Era una caldissima giornata di mezza estate e, tra un viaggio e l'altro, quando ci fermavamo a Milano, non perdevo tempo e lo chiamavo immediatamente.

Era veramente una delizia per gli occhi: alto quasi un metro e novanta, ventun anni, occhi blu scuro, quella studiata noncuranza tutta maschile di far sembrare i capelli al tempo stesso spettinati e sensuali, un sorriso sornione e consapevole della propria bellezza e un fisico scolpito e abbronzato.

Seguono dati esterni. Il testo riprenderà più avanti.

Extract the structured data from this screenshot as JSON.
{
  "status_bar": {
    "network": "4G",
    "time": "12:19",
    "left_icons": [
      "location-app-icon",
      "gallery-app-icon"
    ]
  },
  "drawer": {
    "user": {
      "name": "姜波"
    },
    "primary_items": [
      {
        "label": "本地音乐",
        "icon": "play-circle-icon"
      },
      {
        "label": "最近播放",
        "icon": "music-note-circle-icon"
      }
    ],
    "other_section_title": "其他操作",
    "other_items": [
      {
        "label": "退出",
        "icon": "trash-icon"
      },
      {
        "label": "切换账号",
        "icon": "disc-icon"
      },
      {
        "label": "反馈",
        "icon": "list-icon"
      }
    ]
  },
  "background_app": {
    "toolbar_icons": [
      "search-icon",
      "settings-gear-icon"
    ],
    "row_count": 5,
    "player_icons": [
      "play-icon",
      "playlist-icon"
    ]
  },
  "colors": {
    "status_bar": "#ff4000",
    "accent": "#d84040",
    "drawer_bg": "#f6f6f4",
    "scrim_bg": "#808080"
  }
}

L'estate precedente avevo messo gli occhi su di lui, forte anche dei racconti delle mie amiche che ne avevano decantato le prestazioni a letto, perché, sì, Tommaso non si tirava indietro di fronte a una bella donna, specialmente se più grande di lui.

Non era successo molto, perché aveva sostituito il vecchio manutentore solo verso la fine dell'estate, ma avevo gettato le basi per ciò che sarebbe successo quest'anno: avevo sfiorato la sua pelle, gli avevo sorriso, avevo fatto in modo che mi desiderasse, che quel desiderio diventasse un'ossessione, senza mai concedermi del tutto.

Aveva annusato il mio costosissimo profumo nell'incavo del mio collo, avevo fatto scivolare la mia mano ingioiellata lungo il suo petto muscoloso, gli avevo sussurrato delle magiche parole d'incantesimo all'orecchio e lui c'era caduto, come tutti gli altri.

Questo però significava che dovevo essere brava: prima di tutto a non farmi scoprire da Laerte, perché quella sarebbe stata una vera tragedia, ma dovevo anche mantenere alta la nostra tensione sessuale, prima di farlo cadere definitivamente nella mia trappola e non perché lui mantenesse alta la guardia e non volesse cascarci, ma perché adoravo giocare al gatto col topo e quel topolino, ora, era diventato estremamente eccitante.

Stava perdendo il controllo e sapevo che non ci avrei messo nulla ad averlo tutto per me, ma volevo averlo ai miei termini, quando avrei ritenuto fosse arrivato il momento giusto farlo.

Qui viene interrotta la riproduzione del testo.